Maybe it’s all of the above.

Randy Carlyle, for one, downplayed the suggestion that Hiller is a young goalie taking ownership of a new role.

“I don’t look at him as a second- or third-year player,” the coach said. “I look at him as a veteran guy, just because of his age group (Hiller turns 28 in eight days), and his experiences that he’s already had in Europe and then last year in the playoffs.”

As is often the case, Hiller credited his teammates.

“I think the whole team’s playing real good defensively,” he said. “Even if I have rebounds, we’re clearing them. Everybody is fighting hard, blocking shots and doing everything back there. I hope we can keep it going.”

Pavel Datsyuk scored the lone goal for the Red Wings, who were admittedly tired after playing their second game as many nights, and their sixth in nine days.

At least Datsyuk didn’t look tired as he knifed through the Ducks’ defense on a second-period power play, then beat Hiller to the glove side with a quick forehand. It was revenge for the best save of Hiller’s 46, when the goalie reached up at the last second to glove a breakaway shot by Datsyuk earlier in the period.

“Those goals are going to happen. I’m not too worried about it,” Hiller said.

Of course, in the game of hockey, Hiller doesn’t worry too much about anything.

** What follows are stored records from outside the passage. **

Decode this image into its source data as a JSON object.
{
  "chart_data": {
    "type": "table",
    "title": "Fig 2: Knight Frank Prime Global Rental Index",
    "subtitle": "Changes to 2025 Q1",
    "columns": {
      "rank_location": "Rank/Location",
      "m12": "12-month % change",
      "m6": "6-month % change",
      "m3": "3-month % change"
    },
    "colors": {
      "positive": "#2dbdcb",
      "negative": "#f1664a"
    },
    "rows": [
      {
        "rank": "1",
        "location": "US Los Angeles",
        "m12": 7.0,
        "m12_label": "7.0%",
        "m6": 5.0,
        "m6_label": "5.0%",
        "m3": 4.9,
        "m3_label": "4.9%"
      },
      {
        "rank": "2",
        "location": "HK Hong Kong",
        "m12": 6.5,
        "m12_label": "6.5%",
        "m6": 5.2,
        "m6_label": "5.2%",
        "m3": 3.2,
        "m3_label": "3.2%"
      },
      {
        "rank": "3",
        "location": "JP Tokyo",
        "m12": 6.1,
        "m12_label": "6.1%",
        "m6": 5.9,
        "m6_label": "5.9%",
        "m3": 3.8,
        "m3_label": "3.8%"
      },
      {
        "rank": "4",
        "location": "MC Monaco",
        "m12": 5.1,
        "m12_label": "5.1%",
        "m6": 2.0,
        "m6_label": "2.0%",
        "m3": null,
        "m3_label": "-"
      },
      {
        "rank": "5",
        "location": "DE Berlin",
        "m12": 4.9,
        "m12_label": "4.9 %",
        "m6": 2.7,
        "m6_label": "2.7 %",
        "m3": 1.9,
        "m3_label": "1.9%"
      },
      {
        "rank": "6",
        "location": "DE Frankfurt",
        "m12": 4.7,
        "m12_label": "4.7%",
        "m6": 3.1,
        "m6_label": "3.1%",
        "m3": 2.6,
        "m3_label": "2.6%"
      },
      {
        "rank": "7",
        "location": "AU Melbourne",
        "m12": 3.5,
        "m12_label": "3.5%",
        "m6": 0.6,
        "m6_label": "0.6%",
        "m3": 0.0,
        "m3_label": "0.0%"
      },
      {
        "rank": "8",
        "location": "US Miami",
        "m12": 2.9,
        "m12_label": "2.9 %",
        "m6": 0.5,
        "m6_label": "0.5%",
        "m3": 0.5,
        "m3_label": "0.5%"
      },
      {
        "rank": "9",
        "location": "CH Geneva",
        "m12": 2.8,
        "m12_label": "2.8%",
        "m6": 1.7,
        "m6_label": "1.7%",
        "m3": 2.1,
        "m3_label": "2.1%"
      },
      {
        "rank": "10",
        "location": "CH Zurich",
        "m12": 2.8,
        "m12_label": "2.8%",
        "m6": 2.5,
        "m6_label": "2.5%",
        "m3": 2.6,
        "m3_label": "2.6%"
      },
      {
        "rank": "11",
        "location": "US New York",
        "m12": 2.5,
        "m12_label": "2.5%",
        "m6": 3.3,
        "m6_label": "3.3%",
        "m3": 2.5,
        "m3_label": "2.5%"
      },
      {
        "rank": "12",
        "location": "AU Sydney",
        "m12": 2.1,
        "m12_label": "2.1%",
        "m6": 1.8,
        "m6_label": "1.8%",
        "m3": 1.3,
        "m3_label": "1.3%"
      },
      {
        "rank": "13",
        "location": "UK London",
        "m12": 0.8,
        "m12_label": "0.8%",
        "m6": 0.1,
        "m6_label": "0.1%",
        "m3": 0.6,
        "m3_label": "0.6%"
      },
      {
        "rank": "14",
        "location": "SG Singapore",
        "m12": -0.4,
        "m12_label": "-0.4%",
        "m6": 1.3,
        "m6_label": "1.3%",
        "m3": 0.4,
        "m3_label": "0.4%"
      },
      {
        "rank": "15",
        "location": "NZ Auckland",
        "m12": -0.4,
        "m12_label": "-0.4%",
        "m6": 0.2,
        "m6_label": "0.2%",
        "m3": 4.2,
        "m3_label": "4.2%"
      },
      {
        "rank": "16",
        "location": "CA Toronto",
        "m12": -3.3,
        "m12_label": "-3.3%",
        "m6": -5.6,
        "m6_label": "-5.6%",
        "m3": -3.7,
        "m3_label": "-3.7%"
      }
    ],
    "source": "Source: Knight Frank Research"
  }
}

“He doesn’t seem to be a guy that has a lot of peaks and valleys,” Carlyle said. “He seems to be level-headed, and a lot of things don’t bother him. That’s the sign of a veteran pro.”

And in a sign of good defense, the Ducks tightened up on Datsyuk at midgame and held the Russian sniper without a shot on goal in the final period. Carlyle switched the line matchups — putting Ryan Getzlaf opposite Datsyuk instead of Kyle Chipchura — and it seemed to work.

Detroit still managed to produce 16 shots over the final 20 minutes, but Hiller stopped them all.

If it wasn’t already the case after last year’s playoff run, Hiller is not going to sneak up on anyone should the Ducks advance to the postseason this year.

“He’s played really well for them,” Red Wings defenseman Nicklas Lidstrom said. “We saw a lot of shots, too, but he made the big saves and he was there for the rebounds, too.”